Rick just so we all use the same terms, the "taper" you speak of would be called "draft". I hate to correct it's just easier to explain if we're all using foundry terms;-)

Dave Patterson
odd_kins@yahoo.com
http://home.comcast.net/~oddkins/foundry_home.html

--- On Tue, 12/7/10, Rick Sparber <rgsparber@aol.com> wrote:

From: Rick Sparber <rgsparber@aol.com>
Subject: RE: [gingery_machines] What radius on lathe parts?
To: gingery_machines@yahoogroups.com
Date: Tuesday, December 7, 2010, 3:31 PM

 

Randy,

It sure sounds like you know you way around wood. One think you will find is
that the stability of the sand impression defines the casting. So given a
perfect pattern but weak sand, your casting will have a lot of distortion in
it.

My wood working skills are very basic. I cut MDF and glue it up with around
1/8" of margin on all surfaces to be machined. Most fillets are done with
Bondo or wood putty. I use Petrobond for my sand. Finish does matter on
un-machined surfaces because the Petrobond can pick up fine defects which
will appear in the casting.

As for the radius, I echo Dave's comment. Additionally, do be careful to
have the correct taper in all surfaces that must be pulled from the flask.
Without this taper, the pattern will be locked into the sand. I own a Bosch
table saw specifically so I can set this taper accurately.

Rick

-----Original Message-----
From: gingery_machines@yahoogroups.com
[mailto:gingery_machines@yahoogroups.com] On Behalf Of primepowerpro
Sent: Tuesday, December 07, 2010 2:31 PM
To: gingery_machines@yahoogroups.com
Subject: [gingery_machines] What radius on lathe parts?

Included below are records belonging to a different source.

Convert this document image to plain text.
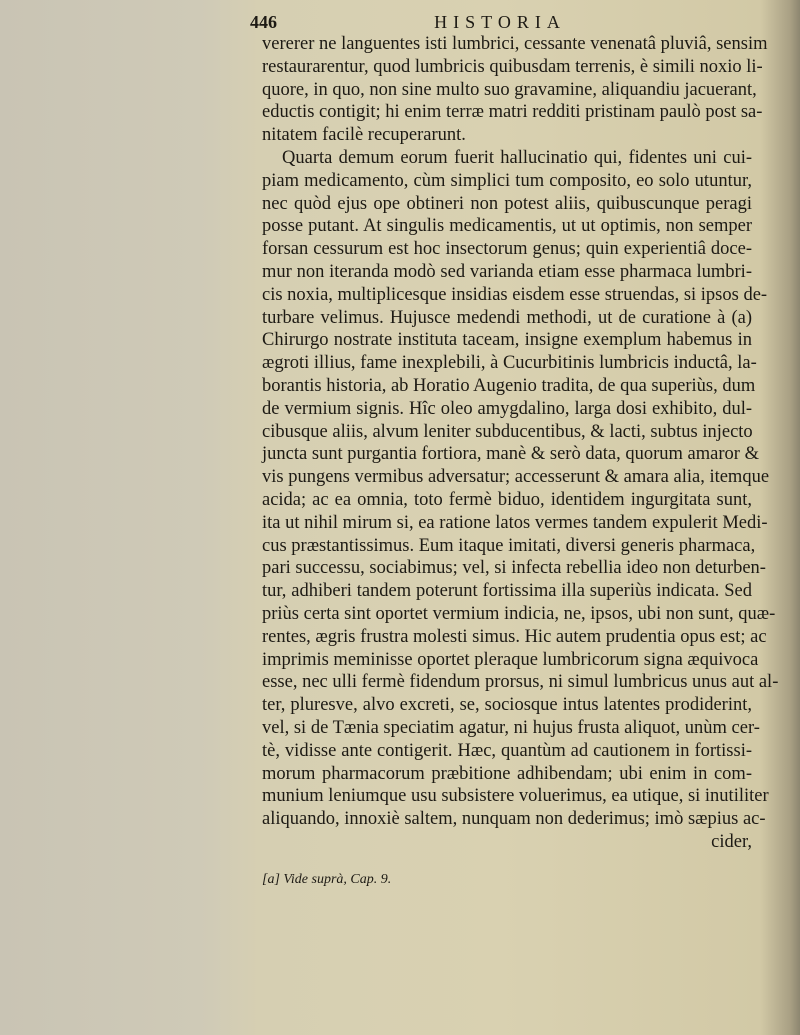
446	HISTORIA
vererer ne languentes isti lumbrici, cessante venenatâ pluviâ, sensim
restaurarentur, quod lumbricis quibusdam terrenis, è simili noxio li-
quore, in quo, non sine multo suo gravamine, aliquandiu jacuerant,
eductis contigit; hi enim terræ matri redditi pristinam paulò post sa-
nitatem facilè recuperarunt.
Quarta demum eorum fuerit hallucinatio qui, fidentes uni cui-
piam medicamento, cùm simplici tum composito, eo solo utuntur,
nec quòd ejus ope obtineri non potest aliis, quibuscunque peragi
posse putant. At singulis medicamentis, ut ut optimis, non semper
forsan cessurum est hoc insectorum genus; quin experientiâ doce-
mur non iteranda modò sed varianda etiam esse pharmaca lumbri-
cis noxia, multiplicesque insidias eisdem esse struendas, si ipsos de-
turbare velimus. Hujusce medendi methodi, ut de curatione à (a)
Chirurgo nostrate instituta taceam, insigne exemplum habemus in
ægroti illius, fame inexplebili, à Cucurbitinis lumbricis inductâ, la-
borantis historia, ab Horatio Augenio tradita, de qua superiùs, dum
de vermium signis. Hîc oleo amygdalino, larga dosi exhibito, dul-
cibusque aliis, alvum leniter subducentibus, & lacti, subtus injecto
juncta sunt purgantia fortiora, manè & serò data, quorum amaror &
vis pungens vermibus adversatur; accesserunt & amara alia, itemque
acida; ac ea omnia, toto fermè biduo, identidem ingurgitata sunt,
ita ut nihil mirum si, ea ratione latos vermes tandem expulerit Medi-
cus præstantissimus. Eum itaque imitati, diversi generis pharmaca,
pari successu, sociabimus; vel, si infecta rebellia ideo non deturben-
tur, adhiberi tandem poterunt fortissima illa superiùs indicata. Sed
priùs certa sint oportet vermium indicia, ne, ipsos, ubi non sunt, quæ-
rentes, ægris frustra molesti simus. Hic autem prudentia opus est; ac
imprimis meminisse oportet pleraque lumbricorum signa æquivoca
esse, nec ulli fermè fidendum prorsus, ni simul lumbricus unus aut al-
ter, pluresve, alvo excreti, se, sociosque intus latentes prodiderint,
vel, si de Tænia speciatim agatur, ni hujus frusta aliquot, unùm cer-
tè, vidisse ante contigerit. Hæc, quantùm ad cautionem in fortissi-
morum pharmacorum præbitione adhibendam; ubi enim in com-
munium leniumque usu subsistere voluerimus, ea utique, si inutiliter
aliquando, innoxiè saltem, nunquam non dederimus; imò sæpius ac-
cider,
[a] Vide suprà, Cap. 9.
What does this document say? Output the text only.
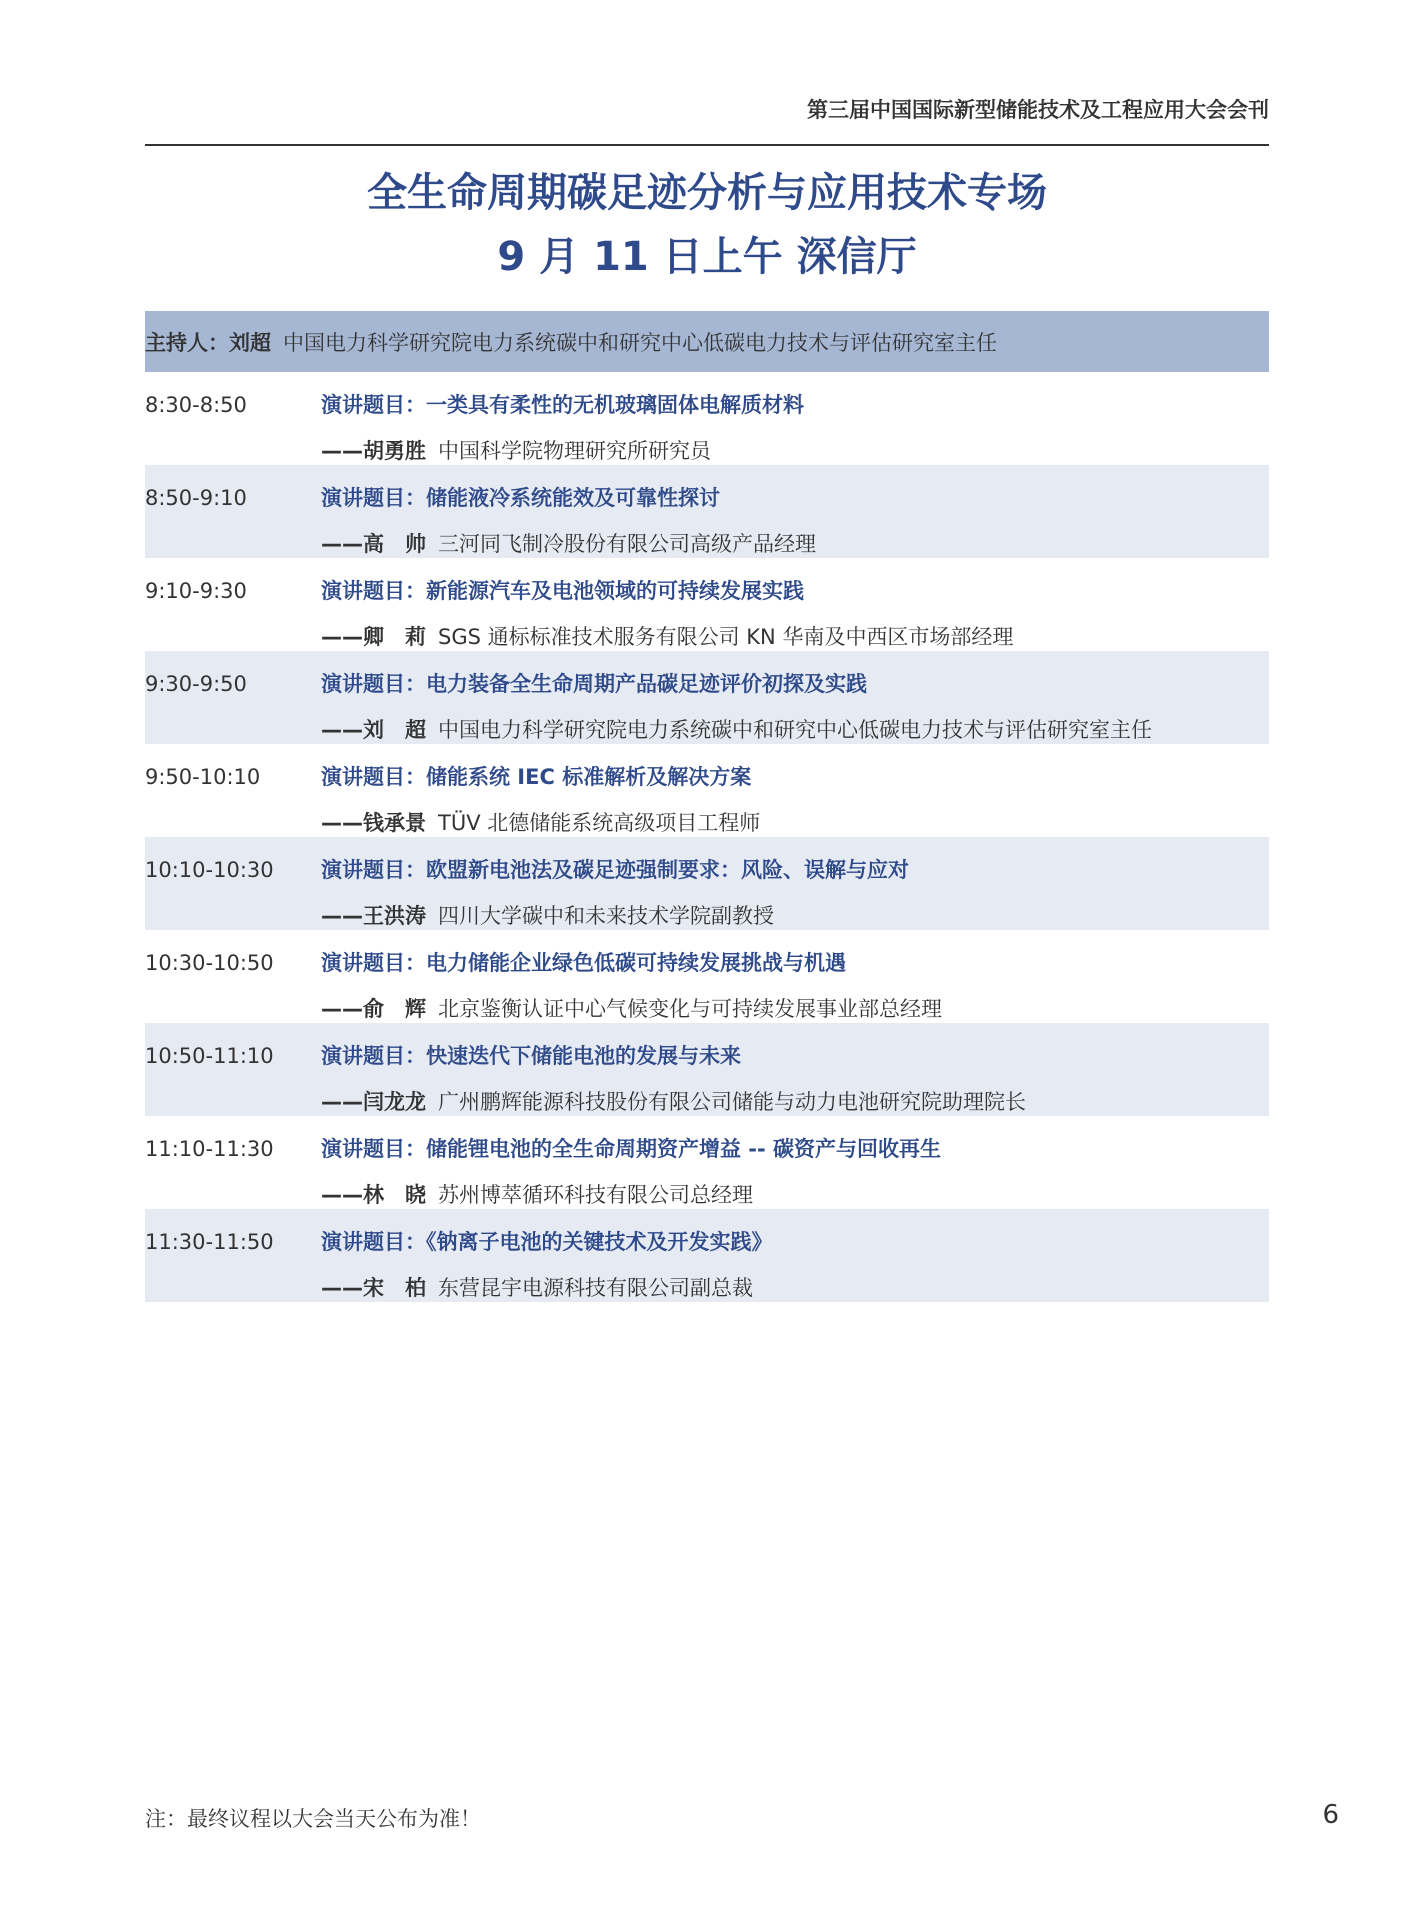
第三届中国国际新型储能技术及工程应用大会会刊
全生命周期碳足迹分析与应用技术专场
9 月 11 日上午 深信厅
主持人： 刘超 中国电力科学研究院电力系统碳中和研究中心低碳电力技术与评估研究室主任
8:30-8:50	演讲题目：一类具有柔性的无机玻璃固体电解质材料
——胡勇胜 中国科学院物理研究所研究员
8:50-9:10	演讲题目：储能液冷系统能效及可靠性探讨
——高　帅 三河同飞制冷股份有限公司高级产品经理
9:10-9:30	演讲题目：新能源汽车及电池领域的可持续发展实践
——卿　莉 SGS 通标标准技术服务有限公司 KN 华南及中西区市场部经理
9:30-9:50	演讲题目：电力装备全生命周期产品碳足迹评价初探及实践
——刘　超 中国电力科学研究院电力系统碳中和研究中心低碳电力技术与评估研究室主任
9:50-10:10	演讲题目：储能系统 IEC 标准解析及解决方案
——钱承景 TÜV 北德储能系统高级项目工程师
10:10-10:30 演讲题目：欧盟新电池法及碳足迹强制要求：风险、误解与应对
——王洪涛 四川大学碳中和未来技术学院副教授
10:30-10:50 演讲题目：电力储能企业绿色低碳可持续发展挑战与机遇
——俞　辉 北京鉴衡认证中心气候变化与可持续发展事业部总经理
10:50-11:10 演讲题目：快速迭代下储能电池的发展与未来
——闫龙龙 广州鹏辉能源科技股份有限公司储能与动力电池研究院助理院长
11:10-11:30 演讲题目：储能锂电池的全生命周期资产增益 -- 碳资产与回收再生
——林　晓 苏州博萃循环科技有限公司总经理
11:30-11:50 演讲题目：《钠离子电池的关键技术及开发实践》
——宋　柏 东营昆宇电源科技有限公司副总裁
注：最终议程以大会当天公布为准！	6
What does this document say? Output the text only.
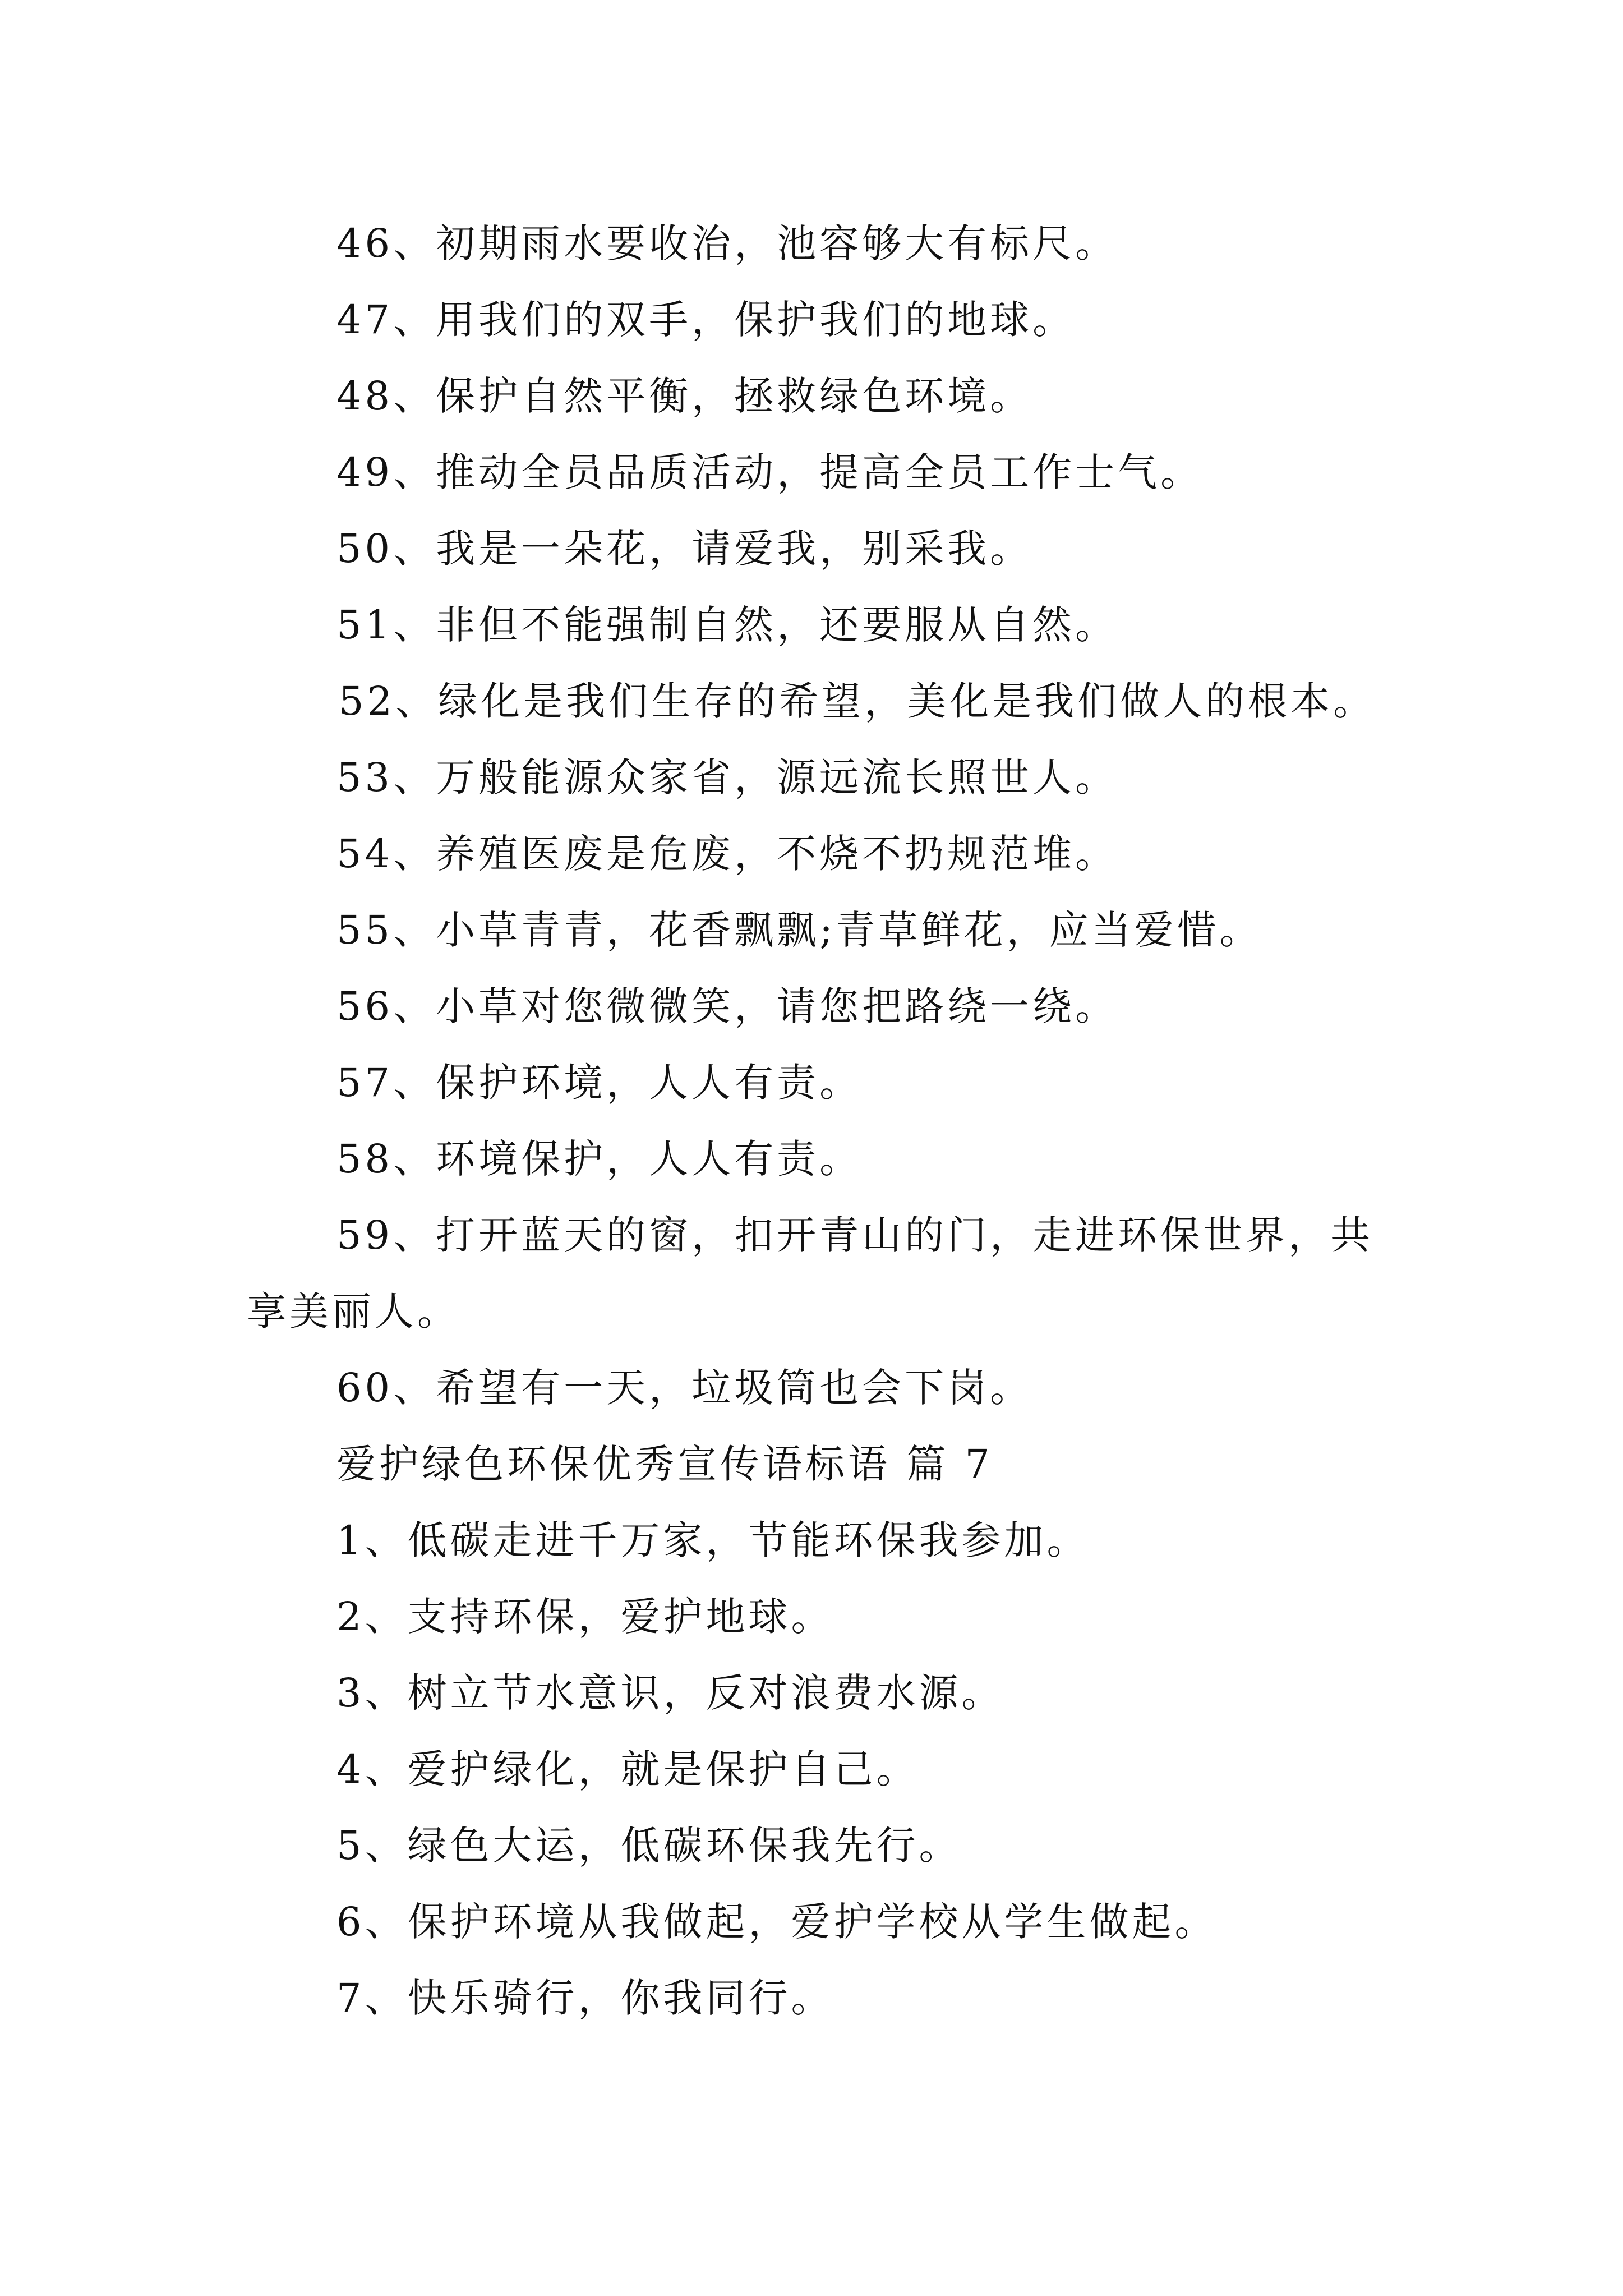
46、初期雨水要收治，池容够大有标尺。
47、用我们的双手，保护我们的地球。
48、保护自然平衡，拯救绿色环境。
49、推动全员品质活动，提高全员工作士气。
50、我是一朵花，请爱我，别采我。
51、非但不能强制自然，还要服从自然。
52、绿化是我们生存的希望，美化是我们做人的根本。
53、万般能源众家省，源远流长照世人。
54、养殖医废是危废，不烧不扔规范堆。
55、小草青青，花香飘飘;青草鲜花，应当爱惜。
56、小草对您微微笑，请您把路绕一绕。
57、保护环境，人人有责。
58、环境保护，人人有责。
59、打开蓝天的窗，扣开青山的门，走进环保世界，共
享美丽人。
60、希望有一天，垃圾筒也会下岗。
爱护绿色环保优秀宣传语标语 篇 7
1、低碳走进千万家，节能环保我参加。
2、支持环保，爱护地球。
3、树立节水意识，反对浪费水源。
4、爱护绿化，就是保护自己。
5、绿色大运，低碳环保我先行。
6、保护环境从我做起，爱护学校从学生做起。
7、快乐骑行，你我同行。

I made a pattern for the lathe bed today. I used a piece of walnut that
crossed back and forth from heartwood to sapwood, since no one wants
something made of walnut that isn't all dark wood. I milled the side
material down to .30", to ensure that even after sanding, it would be over
.25" thick everywhere. I milled the material for the top down to .75" and
rabbetted the sides and ends of the top .30" either way, then, after glueing
up, used a jointer to true up the bottom. Once the bottom was flat, to use
as a reference, I put the whole thing through the planer, and took the top
down until the overall height was 1.5", +/- 0.001". It's as flat and true as
I know how to make a piece of wood.

The book says that every edge that isn't on the parting line has to be
radiused, but it doesn't say what value to assign to the radius. I have a
1/16" roundover bit for may router table; will that do it?, And, since the
bottom edge is at the parting line, does that mean they don't get rounded?

BTW, thanks for the replies I got to the last post, including the
tangiential ones on material toxicity.